§ 542.006. Periodic Reporting Requirement

542.006. Periodic Reporting Requirement

(a) In this section, “claim” means a written claim filed by a resident of this state with an insurer engaging in business in this state.

(b) If, based on complaints of unfair claim settlement practices under this subchapter, the department finds that an insurer should be subjected to closer supervision with respect to the insurer's claim settlement practices, the department may require the insurer to file periodic reports at intervals the department determines necessary.

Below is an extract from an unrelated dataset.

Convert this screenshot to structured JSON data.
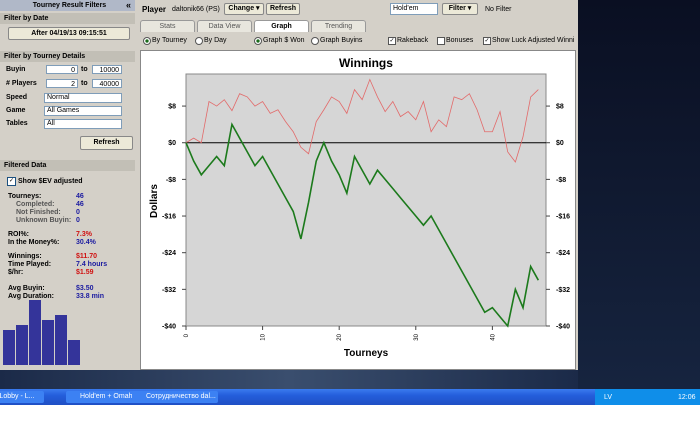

(c) The department shall devise a statistical plan for the periodic reports required under Subsection (b). The plan must contain at a minimum:

(1) the following claims information for the preceding 12 months or from the date of the insurer's last periodic report, whichever period is shorter:

(A) the total number of claims filed, including for each individual claim:

(i) the original amount filed for by the insured; and

(ii) the classification by line of insurance;

(B) the total number of claims denied;

(C) the total number of claims settled, including for each individual claim:

(i) the original amount filed for by the insured;

(ii) the amount settled; and

(iii) the classification by line of insurance; and

(D) the total number of claims for which suits have been instituted against the insurer, including for each individual claim:

(i) the original amount filed for by the insured;

(ii) the amount of final adjudication;

(iii) the reason for the suit; and

(iv) the classification by line of insurance; and

(2) the information required to be maintained by the insurer under Section 542.005.

(d) If at any time the department determines that the requirement to file a periodic report is no longer necessary to accomplish the objectives of this subchapter, the department may rescind the reporting requirement.